The client's comments suggest that they saw value in the policy at the premium they were paying.
Going the other way, I have to raise the question of client vulnerability around where the money is? The money from the insurance company settlement with the family clearly driving this.
At the end of the day, FSCL, while looking at the facts of the case they have provided with the case study, should have said to the client that there is no basis for a professional complaint.
This is because:
- The policy pre-dates any financial advice rules for a DRS to take a complaint.
- The policy, when taken, was fit for purpose, that has not been raised as a problem.
- The FAP doesn't have a service agreement with the client, as a review in the last three years clearly has not been done.
- The client has not engaged with the offers to review their cover from the insurer at the very least.
The insurer has come to the party in this complaint, and rightfully so if they have settled the complaint largely to the client's satisfaction.
- I still have my challenges with the costs of cover complaint when the contract appears to be underwritten YRT cover.
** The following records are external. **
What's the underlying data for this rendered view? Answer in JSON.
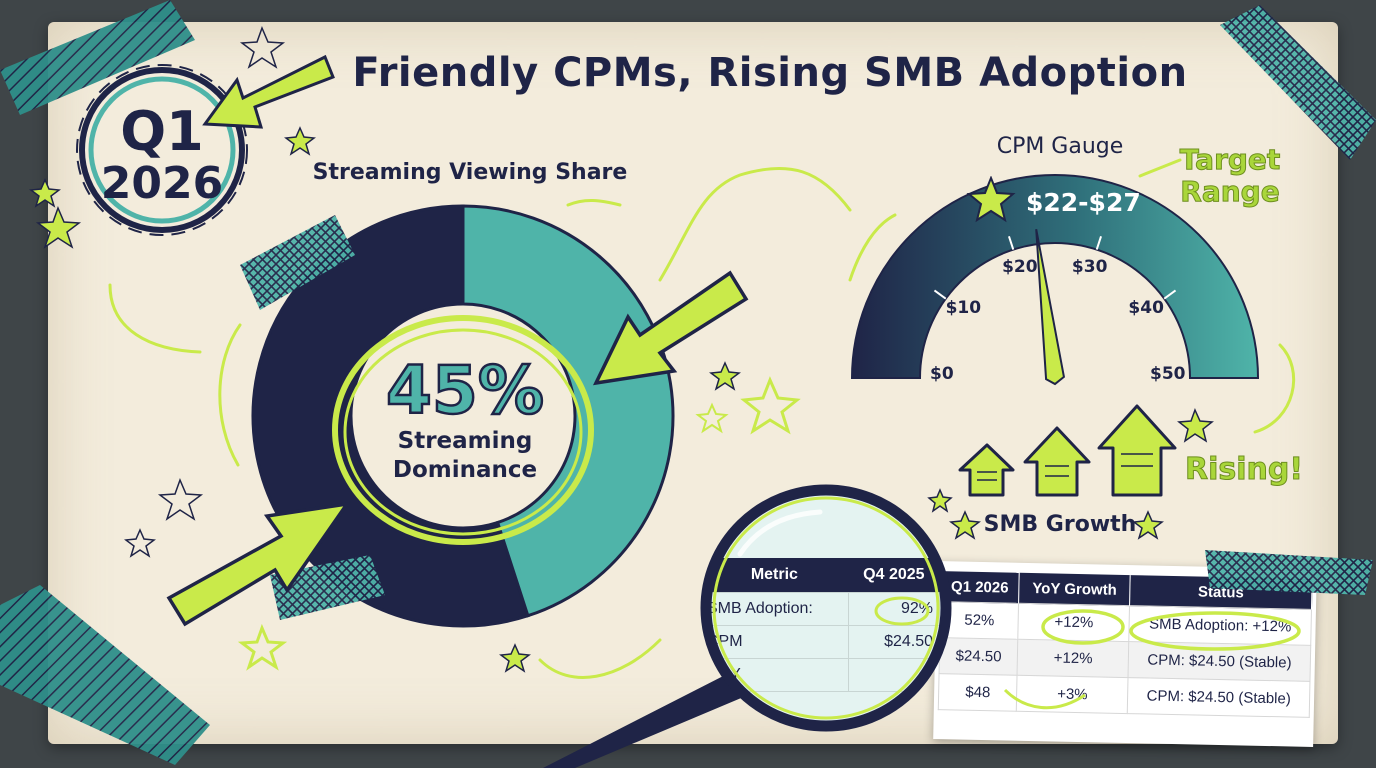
{
  "title": "Friendly CPMs, Rising SMB Adoption",
  "badge": {
    "quarter": "Q1",
    "year": "2026"
  },
  "donut": {
    "title": "Streaming Viewing Share",
    "center_value": "45%",
    "center_label_line1": "Streaming",
    "center_label_line2": "Dominance",
    "streaming_share_percent": 45,
    "colors": {
      "streaming": "#4fb4a9",
      "other": "#1f2447"
    }
  },
  "gauge": {
    "title": "CPM Gauge",
    "range_label": "$22-$27",
    "annotation": "Target Range",
    "ticks": [
      "$0",
      "$10",
      "$20",
      "$30",
      "$40",
      "$50"
    ],
    "min": 0,
    "max": 50,
    "needle_value": 23
  },
  "growth": {
    "label": "SMB Growth",
    "annotation": "Rising!"
  },
  "lens_table": {
    "headers": [
      "Metric",
      "Q4 2025"
    ],
    "rows": [
      [
        "SMB Adoption:",
        "92%"
      ],
      [
        "CPM",
        "$24.50"
      ],
      [
        "AOY",
        ""
      ]
    ]
  },
  "table": {
    "headers": [
      "Q1 2026",
      "YoY Growth",
      "Status"
    ],
    "rows": [
      [
        "52%",
        "+12%",
        "SMB Adoption: +12%"
      ],
      [
        "$24.50",
        "+12%",
        "CPM: $24.50 (Stable)"
      ],
      [
        "$48",
        "+3%",
        "CPM: $24.50 (Stable)"
      ]
    ]
  },
  "colors": {
    "navy": "#1f2447",
    "teal": "#4fb4a9",
    "lime": "#c9ea4a",
    "paper": "#f3ecdc"
  }
}
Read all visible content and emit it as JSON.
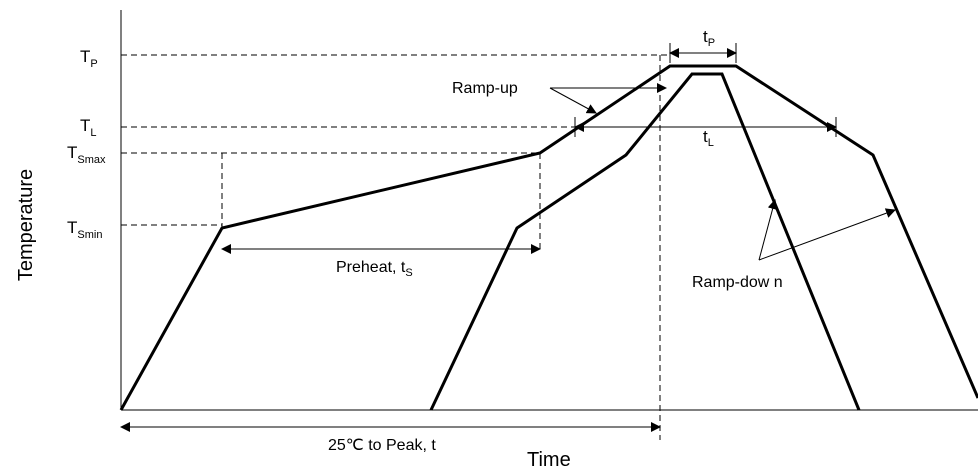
{
  "axis": {
    "y_title": "Temperature",
    "x_title": "Time"
  },
  "levels": {
    "tp": {
      "main": "T",
      "sub": "P"
    },
    "tl": {
      "main": "T",
      "sub": "L"
    },
    "tsmax": {
      "main": "T",
      "sub": "Smax"
    },
    "tsmin": {
      "main": "T",
      "sub": "Smin"
    }
  },
  "annotations": {
    "tp_duration": {
      "main": "t",
      "sub": "P"
    },
    "tl_duration": {
      "main": "t",
      "sub": "L"
    },
    "preheat": {
      "main": "Preheat, t",
      "sub": "S"
    },
    "ramp_up": "Ramp-up",
    "ramp_down": "Ramp-dow n",
    "total": "25℃ to Peak, t"
  },
  "colors": {
    "line": "#000000",
    "background": "#ffffff"
  }
}
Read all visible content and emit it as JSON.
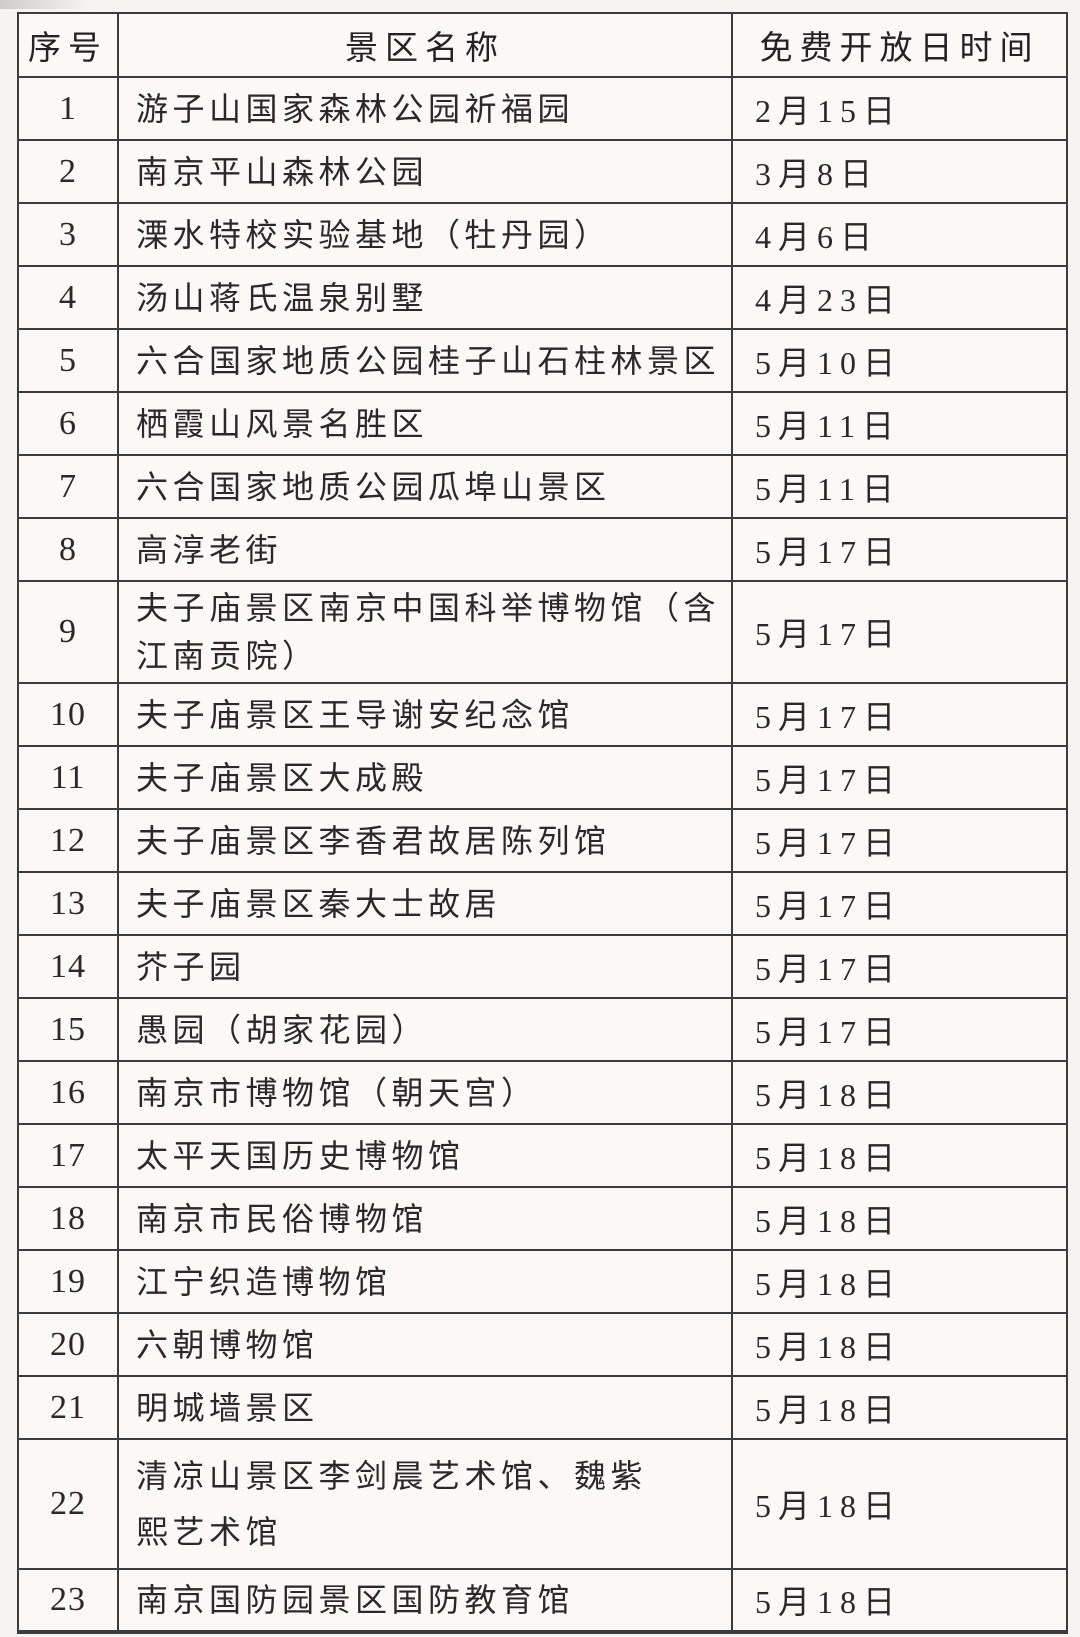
{
  "table": {
    "headers": {
      "no": "序号",
      "name": "景区名称",
      "date": "免费开放日时间"
    },
    "rows": [
      {
        "no": "1",
        "name": "游子山国家森林公园祈福园",
        "date": "2月15日"
      },
      {
        "no": "2",
        "name": "南京平山森林公园",
        "date": "3月8日"
      },
      {
        "no": "3",
        "name": "溧水特校实验基地（牡丹园）",
        "date": "4月6日"
      },
      {
        "no": "4",
        "name": "汤山蒋氏温泉别墅",
        "date": "4月23日"
      },
      {
        "no": "5",
        "name": "六合国家地质公园桂子山石柱林景区",
        "date": "5月10日"
      },
      {
        "no": "6",
        "name": "栖霞山风景名胜区",
        "date": "5月11日"
      },
      {
        "no": "7",
        "name": "六合国家地质公园瓜埠山景区",
        "date": "5月11日"
      },
      {
        "no": "8",
        "name": "高淳老街",
        "date": "5月17日"
      },
      {
        "no": "9",
        "name": "夫子庙景区南京中国科举博物馆（含江南贡院）",
        "date": "5月17日"
      },
      {
        "no": "10",
        "name": "夫子庙景区王导谢安纪念馆",
        "date": "5月17日"
      },
      {
        "no": "11",
        "name": "夫子庙景区大成殿",
        "date": "5月17日"
      },
      {
        "no": "12",
        "name": "夫子庙景区李香君故居陈列馆",
        "date": "5月17日"
      },
      {
        "no": "13",
        "name": "夫子庙景区秦大士故居",
        "date": "5月17日"
      },
      {
        "no": "14",
        "name": "芥子园",
        "date": "5月17日"
      },
      {
        "no": "15",
        "name": "愚园（胡家花园）",
        "date": "5月17日"
      },
      {
        "no": "16",
        "name": "南京市博物馆（朝天宫）",
        "date": "5月18日"
      },
      {
        "no": "17",
        "name": "太平天国历史博物馆",
        "date": "5月18日"
      },
      {
        "no": "18",
        "name": "南京市民俗博物馆",
        "date": "5月18日"
      },
      {
        "no": "19",
        "name": "江宁织造博物馆",
        "date": "5月18日"
      },
      {
        "no": "20",
        "name": "六朝博物馆",
        "date": "5月18日"
      },
      {
        "no": "21",
        "name": "明城墙景区",
        "date": "5月18日"
      },
      {
        "no": "22",
        "name": "清凉山景区李剑晨艺术馆、魏紫熙艺术馆",
        "date": "5月18日"
      },
      {
        "no": "23",
        "name": "南京国防园景区国防教育馆",
        "date": "5月18日"
      }
    ]
  },
  "colors": {
    "border": "#3d3c3c",
    "text": "#2a2828",
    "page_background": "#f6f4f3",
    "cell_background": "#faf9f8"
  }
}
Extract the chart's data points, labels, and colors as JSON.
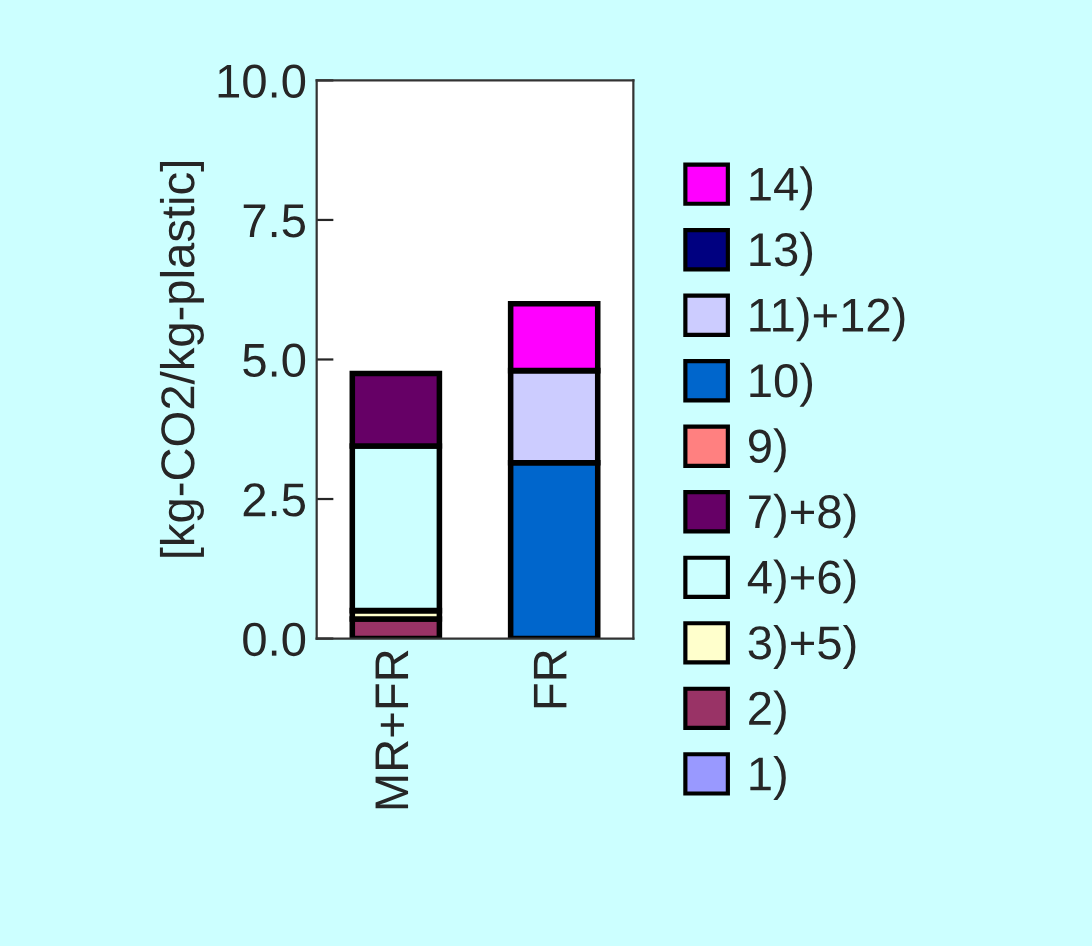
{
  "chart_data": {
    "type": "bar",
    "stacked": true,
    "ylabel": "[kg-CO2/kg-plastic]",
    "categories": [
      "MR+FR",
      "FR"
    ],
    "ylim": [
      0,
      10
    ],
    "yticks": [
      {
        "value": 0,
        "label": "0.0"
      },
      {
        "value": 2.5,
        "label": "2.5"
      },
      {
        "value": 5,
        "label": "5.0"
      },
      {
        "value": 7.5,
        "label": "7.5"
      },
      {
        "value": 10,
        "label": "10.0"
      }
    ],
    "grid": false,
    "legend": "right",
    "series": [
      {
        "name": "1)",
        "color": "#9999ff",
        "values": [
          null,
          null
        ]
      },
      {
        "name": "2)",
        "color": "#993366",
        "values": [
          0.35,
          null
        ]
      },
      {
        "name": "3)+5)",
        "color": "#ffffcc",
        "values": [
          0.15,
          null
        ]
      },
      {
        "name": "4)+6)",
        "color": "#ccffff",
        "values": [
          2.95,
          null
        ]
      },
      {
        "name": "7)+8)",
        "color": "#660066",
        "values": [
          1.3,
          null
        ]
      },
      {
        "name": "9)",
        "color": "#ff8080",
        "values": [
          null,
          null
        ]
      },
      {
        "name": "10)",
        "color": "#0066cc",
        "values": [
          null,
          3.15
        ]
      },
      {
        "name": "11)+12)",
        "color": "#ccccff",
        "values": [
          null,
          1.65
        ]
      },
      {
        "name": "13)",
        "color": "#000080",
        "values": [
          null,
          null
        ]
      },
      {
        "name": "14)",
        "color": "#ff00ff",
        "values": [
          null,
          1.2
        ]
      }
    ]
  }
}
Because you didn't die, the premium should be refunded? It doesn't work like that.
However, when it comes to the professional advice issues, the client, while aggrieved and upset, can also be the responsible party for their own situation.
Unfairly blaming an adviser with this set of circumstances does nothing to improve the attitude of advisers to complaints processes, nor does it bring forward the genuine cases that need consideration.
If anything, cases like this given air create some of the very stereotypical views the public has of our industry.